Siamo pronti a ricercare la generosità dell’umiltà [11] per accogliere ciò che gli altri possono dare in questo cammino?

Camminare insieme è la vita della Chiesa e della società. Ogni persona ha però bisogno di spazio per esprimere la propria creatività e le proprie idee. Ma tutto questo è dato per essere condiviso, per costruire la nostra vita insieme, nella Chiesa, nella famiglia umana. Le corde di una chitarra sono una accanto all’altra ma è quando vengono suonate insieme che producono un suono bellissimo…

Stare con gli altri

Non è sempre facile stare insieme agli altri. Ognuno di noi porta con sé delle ferite. E talvolta ci siamo feriti a vicenda.

Stare con le persone significa ascoltarle. Dare loro tempo e spazio affinché possano raccontarci la loro storia. [12] Ascoltarle significa accettarle nella loro differenza. Potremmo non essere d’accordo o addirittura avere un’altra visione del mondo. Ma la cosa sorprendente è che quando ascoltiamo, quando lasciamo che raccontino la loro storia, il più delle volte, scopriamo la nostra comune umanità. Le differenze non sono così grandi come immaginavamo. L’unità nella diversità è infatti possibile. [13] E
forse quelli di noi che desiderano essere seguaci di Gesù rimarranno stupiti nello
scoprire che esiste già un’unità in Dio e in Cristo Giovanni 17, 21‐23 che va oltre le
nostre aspettative.

Ma quando gli altri ci raccontano quanto sono feriti, o anche come noi li abbiamo feriti, oseremo prendere a cuore le loro parole?
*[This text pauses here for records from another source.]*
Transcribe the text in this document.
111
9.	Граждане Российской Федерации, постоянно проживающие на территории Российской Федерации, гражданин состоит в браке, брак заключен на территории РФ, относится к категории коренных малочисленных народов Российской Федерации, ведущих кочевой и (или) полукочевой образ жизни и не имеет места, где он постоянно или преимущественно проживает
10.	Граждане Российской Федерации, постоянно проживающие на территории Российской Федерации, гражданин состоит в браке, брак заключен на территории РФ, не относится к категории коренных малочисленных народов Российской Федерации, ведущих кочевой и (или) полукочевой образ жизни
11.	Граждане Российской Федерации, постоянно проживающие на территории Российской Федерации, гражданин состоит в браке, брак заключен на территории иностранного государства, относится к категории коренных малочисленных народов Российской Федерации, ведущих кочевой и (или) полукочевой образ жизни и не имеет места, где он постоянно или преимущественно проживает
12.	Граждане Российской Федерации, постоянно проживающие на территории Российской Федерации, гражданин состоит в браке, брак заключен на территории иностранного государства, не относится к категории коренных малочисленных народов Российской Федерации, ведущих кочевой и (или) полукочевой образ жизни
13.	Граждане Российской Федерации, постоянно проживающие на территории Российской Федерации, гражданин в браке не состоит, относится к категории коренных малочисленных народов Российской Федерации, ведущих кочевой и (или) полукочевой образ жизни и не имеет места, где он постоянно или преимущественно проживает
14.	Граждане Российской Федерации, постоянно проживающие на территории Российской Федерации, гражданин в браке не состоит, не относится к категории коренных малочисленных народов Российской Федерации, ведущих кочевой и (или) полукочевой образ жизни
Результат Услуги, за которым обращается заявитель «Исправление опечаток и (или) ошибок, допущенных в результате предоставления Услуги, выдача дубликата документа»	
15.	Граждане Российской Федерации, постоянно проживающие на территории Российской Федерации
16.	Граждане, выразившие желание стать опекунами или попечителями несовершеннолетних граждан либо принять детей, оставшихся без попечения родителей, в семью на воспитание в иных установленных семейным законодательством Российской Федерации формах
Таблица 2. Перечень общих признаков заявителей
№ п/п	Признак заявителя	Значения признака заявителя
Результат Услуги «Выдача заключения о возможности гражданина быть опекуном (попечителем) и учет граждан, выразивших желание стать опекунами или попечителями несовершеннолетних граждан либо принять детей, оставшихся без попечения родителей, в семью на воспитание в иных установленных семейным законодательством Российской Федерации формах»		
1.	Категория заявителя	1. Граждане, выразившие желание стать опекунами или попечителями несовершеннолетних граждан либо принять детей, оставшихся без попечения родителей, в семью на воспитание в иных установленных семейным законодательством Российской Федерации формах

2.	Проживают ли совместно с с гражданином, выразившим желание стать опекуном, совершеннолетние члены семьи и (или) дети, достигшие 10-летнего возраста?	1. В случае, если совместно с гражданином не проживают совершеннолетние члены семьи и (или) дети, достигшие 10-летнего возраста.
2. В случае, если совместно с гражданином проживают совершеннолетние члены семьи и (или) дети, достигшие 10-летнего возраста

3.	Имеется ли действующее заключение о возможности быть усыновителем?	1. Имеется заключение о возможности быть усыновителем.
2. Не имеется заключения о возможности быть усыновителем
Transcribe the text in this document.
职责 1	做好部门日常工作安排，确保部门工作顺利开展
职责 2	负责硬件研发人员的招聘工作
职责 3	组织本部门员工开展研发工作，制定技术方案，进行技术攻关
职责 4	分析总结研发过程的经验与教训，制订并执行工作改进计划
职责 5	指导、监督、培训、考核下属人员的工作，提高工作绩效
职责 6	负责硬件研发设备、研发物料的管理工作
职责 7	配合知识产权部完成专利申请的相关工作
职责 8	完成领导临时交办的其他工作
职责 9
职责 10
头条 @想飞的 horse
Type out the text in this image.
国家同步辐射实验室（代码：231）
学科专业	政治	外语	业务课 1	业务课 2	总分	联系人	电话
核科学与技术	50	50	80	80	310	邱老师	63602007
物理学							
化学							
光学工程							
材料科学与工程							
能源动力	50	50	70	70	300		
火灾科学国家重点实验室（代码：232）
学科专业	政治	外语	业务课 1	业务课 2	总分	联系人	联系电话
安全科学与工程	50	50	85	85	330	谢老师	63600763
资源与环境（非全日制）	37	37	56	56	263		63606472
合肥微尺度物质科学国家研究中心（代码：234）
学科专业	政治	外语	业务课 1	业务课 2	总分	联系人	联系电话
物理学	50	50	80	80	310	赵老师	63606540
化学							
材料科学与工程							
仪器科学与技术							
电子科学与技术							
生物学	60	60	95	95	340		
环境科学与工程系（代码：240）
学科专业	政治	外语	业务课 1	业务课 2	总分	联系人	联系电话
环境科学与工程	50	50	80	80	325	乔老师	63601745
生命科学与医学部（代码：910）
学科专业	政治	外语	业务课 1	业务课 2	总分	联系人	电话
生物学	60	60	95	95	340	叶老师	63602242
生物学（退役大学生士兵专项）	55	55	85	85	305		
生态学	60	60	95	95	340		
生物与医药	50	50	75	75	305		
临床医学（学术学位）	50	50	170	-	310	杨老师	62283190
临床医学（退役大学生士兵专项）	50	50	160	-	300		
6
Facilmente può succedere di cadere in meccanismi di autodifesa. E allora smettiamo di ascoltare cercando di proteggere noi stessi o il nostro punto di vista. La compassione del cuore non significa forse essere pronti a prendere sul serio la sofferenza dell’altro? Forse a volte soffrire insieme può aprire una strada dove poter stare insieme anche se non siamo capaci di lasciarci alle spalle quella sofferenza. [14]

Qualche volta bisogna accettare di fare un passo indietro. In questi momenti possiamo
affidarci allo Spirito Santo e chiedere allo Spirito di insegnarci ciò che abbiamo bisogno di conoscere. [15] Questo vuol dire essere abbastanza umili da non voler imporre i propri ideali, disposti ad accogliere ciò che l’altro ci propone. [16]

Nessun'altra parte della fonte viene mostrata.